À la simple lecture, cependant, ton mouvement d’éloignement, constant, le même que celui qui t’éloigne du roman, quelque chose donc de profond, m’éloignait moi aussi, m’englobait dans le même retrait, c’est ton livre qui dans ma conscience s’éloignait aussi un peu, et cela me rendait difficile de me l’approprier tout à fait. Je vais te dire pourquoi.

Vers vingt ans, pendant plusieurs années, névrosé, schizoïde bien que toujours lucide, une distance, pénible, s’était installée en moi. Je n’ai fait depuis lors que trouver sans cesse dans la réalité et dans le monde ce que j’en avais temporairement perdu, si bien que de m’en retirer d’une façon ou d’une autre m’est aujourd’hui profondément contraire.

J’ai lu Le sourire d’Alton [sic[71]] dans cet état d’esprit : proche et lointain, cherchant le proche, le trouvant, mais le perdant aussi, car Alton [sic] est quelqu’un qui, à mon sens, ne trouve que ce qu’il est en train de perdre, ou plutôt il ne le retrouve pas, il vit cette perte. Mon âme, qui un temps fut exilée, depuis longtemps maintenant refuse l’exil[72].

Est-ce la raison pour laquelle Vadeboncoeur ne recourra jamais à l’expression romanesque, cette idée, ou plutôt cette nécessité qui consiste à se « retirer » du monde lui étant insupportable ? Dès lors, cette correspondance permet de mettre en lumière la distance qui subsiste entre les deux hommes. Ces lettres sont entièrement placées sous le signe de l’échange, de la disponibilité, de la générosité intellectuelle, mais il n’en demeure pas moins qu’à leur lecture, le sentiment d’une différence persiste relativement à l’engagement de chacun envers l’écriture. Dans sa réponse, Major écrit :

Ta lettre me déroute, peut-être autant que mon livre t’a dérouté, parce qu’en te l’envoyant je n’avais pas à l’esprit l’espèce de tiraillement auquel il t’exposerait et que je comprends très bien, nos cheminements ayant été exactement inverses. Jeune, je n’existais que dans le dehors, dans la dispersion même, exilé de mon centre ou cherchant ce centre où il ne pouvait se trouver que provisoirement, sinon imparfaitement. Les assises me faisaient défaut. Mais l’expérience m’a très tôt donné la nostalgie d’un retrait, d’une distance, que les circonstances ont longtemps contrariée, ce dont je me plaignais parfois, alors que pour toi, c’est tout le contraire. Peut-être pouvons-nous nous retrouver à mi-chemin ou dans la tension qui demeure entre le monde et un moi qui n’est que l’ombre de lui-même quand le langage du monde lui manque. D’où l’avidité spirituelle qui est la tienne, la lecture si profondément personnelle à laquelle tu soumets la parole des autres[73].

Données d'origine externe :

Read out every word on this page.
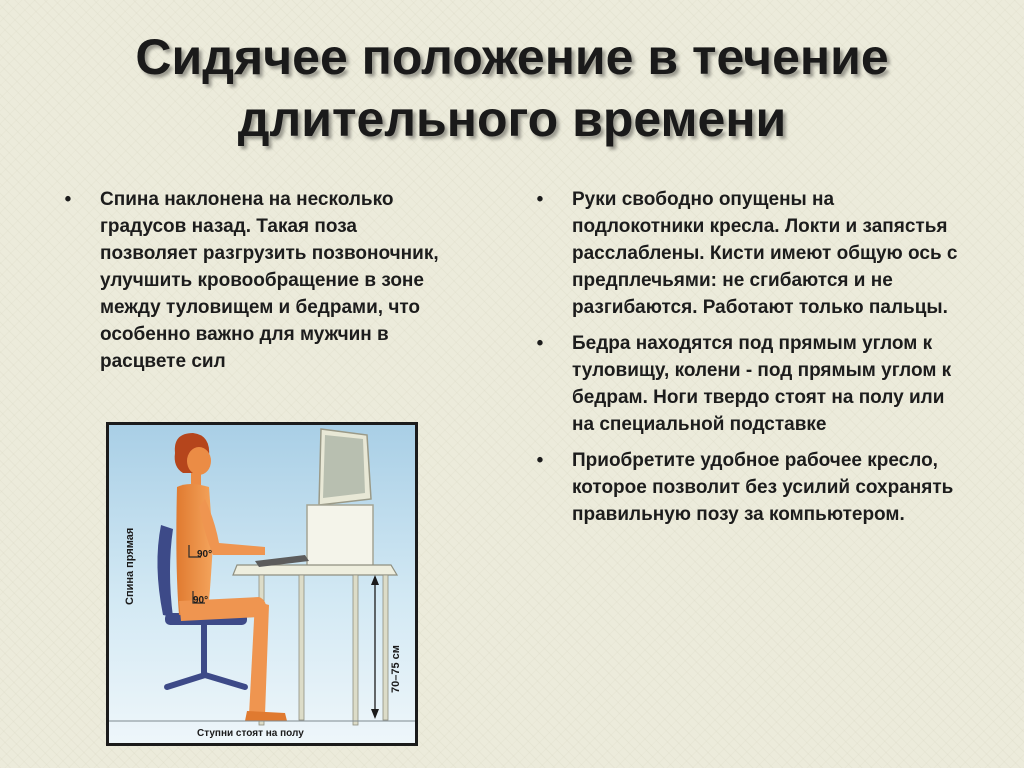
Сидячее положение в течение длительного времени
•	Спина наклонена на несколько градусов назад. Такая поза позволяет разгрузить позвоночник, улучшить кровообращение в зоне между туловищем и бедрами, что особенно важно для мужчин в расцвете сил
•	Руки свободно опущены на подлокотники кресла. Локти и запястья расслаблены. Кисти имеют общую ось с предплечьями: не сгибаются и не разгибаются. Работают только пальцы.
•	Бедра находятся под прямым углом к туловищу, колени - под прямым углом к бедрам. Ноги твердо стоят на полу или на специальной подставке
•	Приобретите удобное рабочее кресло, которое позволит без усилий сохранять правильную позу за компьютером.
90°
90°
Спина прямая
70–75 см
Ступни стоят на полу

Chacun étant irrémédiablement confiné à « l’ombre de lui-même », se retrouver « à mi-chemin » est ce qu’on peut espérer de mieux de la correspondance et de l’écriture. L’activité épistolière d’André Major est pleinement cohérente avec l’ensemble de son oeuvre. On y retrouve ce même désir d’« écrire dans la marge […] en ne laissant que des traces à peine distinctes dans le sentier où [il] chemine[74] ». Dans ses carnets, afin de rendre compte de son rapport à l’écriture, Major évoque la figure du veilleur. Préférant être en retrait, à l’écart, il se révèle un observateur implacable du quotidien. Dans sa lettre du 21 décembre 2001, dans un passage qui paraît autoréflexif, le romancier évoque Gaston Miron, qu’il décrit comme étant un veilleur :

[L]es hommes comme Miron ont des « vers en souffrance », ils ont des soucis anciens mais toujours pertinents, ils veillent alors que le monde les invite au sommeil du coeur, alors que ce monde rabote tout pour en faire une vaste plaine où se perdrait la plainte immémoriale des victimes. Aujourd’hui, les rebelles sont les satisfaits, les assis, comme tu le montres. Et en te lisant je comprends plus clairement les motifs de mon refus et de mon retrait. Je ne fuis pas pour fuir, évidemment, ni parce que je n’attendrais plus rien. Mais pour préserver ce qui peut encore l’être, la vérité du langage et du rapport avec le monde, et pour être présent, vraiment, auprès de mes proches[75].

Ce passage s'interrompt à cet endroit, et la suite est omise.